Estellito destaca como é importante as empresas investirem nessa  capacitação específica para os seus funcionários, mostrando os benefícios que elas podem obter: “os incêndios nas indústrias de alimentos ocorridos no mês de abril, em grandes empresas americanas, provocaram enormes prejuízos. Também são conhecidos os eventos de explosões em refinarias de petróleo e indústrias químicas que causaram impacto considerável na economia de muitos países. Os benefícios, além de evitar uma catástrofe, incluem maior produtividade (porque a manutenção sendo feita corretamente prolonga a campanha dos equipamentos), aumento da vida útil de equipamentos (por colocá-los para operar dentro dos parâmetros de segurança), e menor custo de aquisição (ao se especificar corretamente os equipamentos seguros conforme os requisitos de cada área classificada, sem sobredimensionamentos)”.
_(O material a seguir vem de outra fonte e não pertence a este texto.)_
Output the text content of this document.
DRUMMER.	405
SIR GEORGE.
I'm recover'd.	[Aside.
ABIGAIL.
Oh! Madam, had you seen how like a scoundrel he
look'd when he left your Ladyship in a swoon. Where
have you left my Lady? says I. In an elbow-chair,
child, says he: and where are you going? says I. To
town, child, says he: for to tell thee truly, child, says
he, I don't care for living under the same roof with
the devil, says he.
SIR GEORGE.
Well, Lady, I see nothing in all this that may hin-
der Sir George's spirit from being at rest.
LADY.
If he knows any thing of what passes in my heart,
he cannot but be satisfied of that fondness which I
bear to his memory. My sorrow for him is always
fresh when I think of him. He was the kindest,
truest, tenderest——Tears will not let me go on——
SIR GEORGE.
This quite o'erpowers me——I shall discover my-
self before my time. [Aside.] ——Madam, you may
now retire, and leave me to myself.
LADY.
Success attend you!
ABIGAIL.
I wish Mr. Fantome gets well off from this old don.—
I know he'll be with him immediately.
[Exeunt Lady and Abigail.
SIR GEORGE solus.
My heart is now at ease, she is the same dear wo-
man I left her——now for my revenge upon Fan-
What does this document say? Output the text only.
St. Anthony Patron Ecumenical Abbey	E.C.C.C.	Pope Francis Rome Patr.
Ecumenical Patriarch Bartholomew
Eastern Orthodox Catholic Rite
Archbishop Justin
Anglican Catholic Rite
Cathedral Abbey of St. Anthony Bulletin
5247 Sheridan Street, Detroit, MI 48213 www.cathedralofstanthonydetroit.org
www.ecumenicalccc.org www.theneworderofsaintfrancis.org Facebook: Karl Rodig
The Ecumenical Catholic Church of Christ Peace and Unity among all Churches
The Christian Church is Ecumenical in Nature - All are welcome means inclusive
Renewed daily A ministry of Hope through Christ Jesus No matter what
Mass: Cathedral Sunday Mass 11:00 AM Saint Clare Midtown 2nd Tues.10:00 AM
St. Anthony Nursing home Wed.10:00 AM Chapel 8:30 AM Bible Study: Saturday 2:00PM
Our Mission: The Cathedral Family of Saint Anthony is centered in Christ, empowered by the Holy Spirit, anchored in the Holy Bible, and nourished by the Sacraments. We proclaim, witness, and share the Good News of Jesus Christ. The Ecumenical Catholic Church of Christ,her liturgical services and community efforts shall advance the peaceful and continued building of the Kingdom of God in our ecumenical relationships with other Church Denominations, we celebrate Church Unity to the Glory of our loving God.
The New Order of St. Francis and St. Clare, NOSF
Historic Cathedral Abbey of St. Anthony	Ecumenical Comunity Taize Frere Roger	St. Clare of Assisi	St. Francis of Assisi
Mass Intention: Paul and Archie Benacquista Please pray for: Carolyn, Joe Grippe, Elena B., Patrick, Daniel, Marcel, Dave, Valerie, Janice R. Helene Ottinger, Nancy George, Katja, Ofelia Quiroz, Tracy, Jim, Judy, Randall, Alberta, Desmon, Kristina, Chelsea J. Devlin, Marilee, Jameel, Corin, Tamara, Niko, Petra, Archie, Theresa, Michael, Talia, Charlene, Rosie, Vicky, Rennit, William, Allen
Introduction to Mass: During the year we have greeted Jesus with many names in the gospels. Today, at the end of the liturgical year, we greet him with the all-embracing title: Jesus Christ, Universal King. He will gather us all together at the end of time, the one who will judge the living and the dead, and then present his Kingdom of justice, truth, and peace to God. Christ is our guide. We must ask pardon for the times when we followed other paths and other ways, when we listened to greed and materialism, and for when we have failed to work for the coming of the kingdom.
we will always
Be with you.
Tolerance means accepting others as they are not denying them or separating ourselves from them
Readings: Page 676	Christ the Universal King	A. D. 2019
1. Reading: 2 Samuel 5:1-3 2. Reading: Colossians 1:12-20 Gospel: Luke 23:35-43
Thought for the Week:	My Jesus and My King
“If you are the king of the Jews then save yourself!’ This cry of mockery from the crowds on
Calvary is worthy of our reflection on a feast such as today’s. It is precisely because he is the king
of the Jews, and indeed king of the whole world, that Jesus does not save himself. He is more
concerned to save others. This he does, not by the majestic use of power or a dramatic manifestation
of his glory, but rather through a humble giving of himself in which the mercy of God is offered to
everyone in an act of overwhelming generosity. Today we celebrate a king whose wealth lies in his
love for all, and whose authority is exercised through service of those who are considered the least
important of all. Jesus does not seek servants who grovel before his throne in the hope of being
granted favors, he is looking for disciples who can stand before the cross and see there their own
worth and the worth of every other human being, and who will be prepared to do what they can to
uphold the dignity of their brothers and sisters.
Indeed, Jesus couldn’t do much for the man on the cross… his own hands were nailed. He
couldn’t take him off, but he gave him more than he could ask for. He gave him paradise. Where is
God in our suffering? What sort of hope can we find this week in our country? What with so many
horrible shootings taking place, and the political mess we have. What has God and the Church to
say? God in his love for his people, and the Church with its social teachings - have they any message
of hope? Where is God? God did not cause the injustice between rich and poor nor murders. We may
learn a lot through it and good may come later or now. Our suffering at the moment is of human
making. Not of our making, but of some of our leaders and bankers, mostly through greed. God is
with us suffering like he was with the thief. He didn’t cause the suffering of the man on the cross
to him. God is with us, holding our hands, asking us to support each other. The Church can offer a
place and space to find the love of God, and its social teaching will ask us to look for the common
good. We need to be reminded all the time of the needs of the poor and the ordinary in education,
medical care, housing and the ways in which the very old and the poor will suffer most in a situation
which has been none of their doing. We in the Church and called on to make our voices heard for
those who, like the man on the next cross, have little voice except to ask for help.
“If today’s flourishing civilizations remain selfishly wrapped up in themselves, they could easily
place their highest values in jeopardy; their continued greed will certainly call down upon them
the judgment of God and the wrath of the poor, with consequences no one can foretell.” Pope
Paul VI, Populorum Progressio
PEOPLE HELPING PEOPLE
Entre as ações para auxiliar as indústrias na gestão desse tema, a ABNT tem fornecido treinamentos. Segundo Estellito, para este ano estão agendados três turmas para capacitação sobre as normas ABNT diretamente relacionadas com a prevenção de explosões no ambiente industrial, todos em EAD ao vivo, por meio dos quais os participantes recebem também uma cópia da norma.